Her music has always been full of soul and emotion and her voice in particular has a lot of pain and suffering in it. Her song and video for “Fragile” really work to communicate this pain and not just sonically. Eryn said that she wrote the song “about generational trauma. Building barriers between us and our own emotions. Disassociating ourselves from our own bodies and our own feelings as a means to cope. This is about the beauty and strength in vulnerability. About healing.” Vulnerability is my absolute favorite thing in art whether it is visual art, music, it doesn’t matter. Creating art and then allowing others to consume it is already hard to do. In a way, the creative process is already a vulnerable one. So when you take that product and use it to bare your soul even more, it really makes an incredible project. Using this record to encourage others to get in touch with their emotions and to heal, there’s no doubt that it helps her do the same.

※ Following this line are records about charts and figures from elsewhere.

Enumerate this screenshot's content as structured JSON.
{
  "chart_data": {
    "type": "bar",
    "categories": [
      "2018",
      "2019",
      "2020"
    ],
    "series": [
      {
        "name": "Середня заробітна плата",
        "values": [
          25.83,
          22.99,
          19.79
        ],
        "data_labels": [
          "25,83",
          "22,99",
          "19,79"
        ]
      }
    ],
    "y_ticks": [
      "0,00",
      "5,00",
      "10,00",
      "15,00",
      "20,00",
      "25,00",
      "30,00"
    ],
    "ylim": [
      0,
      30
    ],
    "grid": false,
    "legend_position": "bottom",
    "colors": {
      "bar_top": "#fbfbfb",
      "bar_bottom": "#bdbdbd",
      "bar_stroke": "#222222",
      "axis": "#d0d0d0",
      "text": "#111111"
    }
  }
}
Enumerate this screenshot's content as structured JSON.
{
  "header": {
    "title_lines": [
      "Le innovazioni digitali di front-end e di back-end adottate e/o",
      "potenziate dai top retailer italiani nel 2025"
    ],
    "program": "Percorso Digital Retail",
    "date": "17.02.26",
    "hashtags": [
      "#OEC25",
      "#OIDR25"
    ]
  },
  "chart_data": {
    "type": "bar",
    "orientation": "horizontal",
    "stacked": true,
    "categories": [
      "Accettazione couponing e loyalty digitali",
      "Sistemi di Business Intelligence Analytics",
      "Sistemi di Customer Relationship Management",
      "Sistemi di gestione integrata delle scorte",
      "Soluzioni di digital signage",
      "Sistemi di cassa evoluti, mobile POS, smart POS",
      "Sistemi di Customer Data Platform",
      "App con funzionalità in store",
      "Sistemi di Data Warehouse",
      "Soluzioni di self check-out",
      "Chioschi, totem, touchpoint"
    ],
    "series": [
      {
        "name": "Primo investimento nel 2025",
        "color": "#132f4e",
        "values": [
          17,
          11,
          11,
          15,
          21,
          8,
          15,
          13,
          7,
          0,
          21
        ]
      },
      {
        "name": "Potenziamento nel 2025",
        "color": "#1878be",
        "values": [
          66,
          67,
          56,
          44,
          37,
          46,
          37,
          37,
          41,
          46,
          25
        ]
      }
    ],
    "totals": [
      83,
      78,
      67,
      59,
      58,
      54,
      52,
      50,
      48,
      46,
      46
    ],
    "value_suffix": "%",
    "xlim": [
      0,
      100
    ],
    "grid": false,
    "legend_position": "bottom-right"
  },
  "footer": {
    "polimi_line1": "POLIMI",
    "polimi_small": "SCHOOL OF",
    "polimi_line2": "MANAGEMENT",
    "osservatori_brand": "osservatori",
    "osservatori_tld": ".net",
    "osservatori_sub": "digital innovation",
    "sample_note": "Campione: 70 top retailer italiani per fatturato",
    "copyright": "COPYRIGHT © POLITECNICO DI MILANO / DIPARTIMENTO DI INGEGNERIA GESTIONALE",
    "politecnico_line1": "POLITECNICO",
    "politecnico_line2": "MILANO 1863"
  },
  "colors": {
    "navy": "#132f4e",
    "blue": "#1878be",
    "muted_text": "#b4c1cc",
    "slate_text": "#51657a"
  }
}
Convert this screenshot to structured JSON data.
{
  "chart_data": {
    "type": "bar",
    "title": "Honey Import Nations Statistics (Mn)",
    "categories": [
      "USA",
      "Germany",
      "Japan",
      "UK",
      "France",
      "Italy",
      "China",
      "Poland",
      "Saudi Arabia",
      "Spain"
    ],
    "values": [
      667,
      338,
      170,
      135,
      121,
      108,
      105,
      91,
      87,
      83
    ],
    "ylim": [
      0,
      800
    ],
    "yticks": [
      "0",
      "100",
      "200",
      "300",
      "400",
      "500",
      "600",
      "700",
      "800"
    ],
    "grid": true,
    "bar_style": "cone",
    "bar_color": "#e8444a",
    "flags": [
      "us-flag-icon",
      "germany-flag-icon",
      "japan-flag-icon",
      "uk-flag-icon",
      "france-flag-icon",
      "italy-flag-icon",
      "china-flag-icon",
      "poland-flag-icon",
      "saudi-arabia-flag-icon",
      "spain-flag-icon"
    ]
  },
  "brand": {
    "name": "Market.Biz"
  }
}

Kane’s new EP is a breath of fresh air for old souls like myself. She collaborated with Aja Monet to create a project infused with performance poetry, which further blurs the line between music and literature, which I am a big fan of. The very first track “Feel the Need” reminds me of the film Hidden Figures, specifically, the soundtrack to Hidden Figures. Pharrell produced the entire soundtrack, if I’m remembering correctly, that was the year that he won Producer of the Year award at the Grammys. He did a great job of honing in on the 1950s in with the music and I think Kane’s music does this as well.

Eryn Allen Kane said herself that this is an album for black women and it honestly feels like one. Unlike many popular songs that claim to be "for the ladies," when in reality they paint an awful picture of women, this album is truly for us. There are several moments where Kane addresses us directly on each of the four tracks where her singing is prominent.From having us take an introspective look at ourselves on "Fragile" to assuring us that this is a collective journey on "With You" Eryn is talking to black women. Though the song is only eight tracks and only four of which are songs, the project does not seem incomplete, nor does it seem like it was rushed or made in haste. Thus far, Eryn Allen Kane has proven herself to be an artist that does not rush to make moves, her last full length project came in 2016. Also, she has also proven herself to be an artist that does a lot with a little. I hate when projects feel like they go on for far too long and I'm happy that this one dos not. This is one of those albums that I didn’t know I needed until I had listened to it several times. I want a longer project from Eryn Allen Kane, but only for my own selfish reasons, not because I feel like she actually needs to put out longer projects. I also hope that we get a visual for another song on the album, I don’t have a preference for which song it is, but I hope that there’s at least one more visual.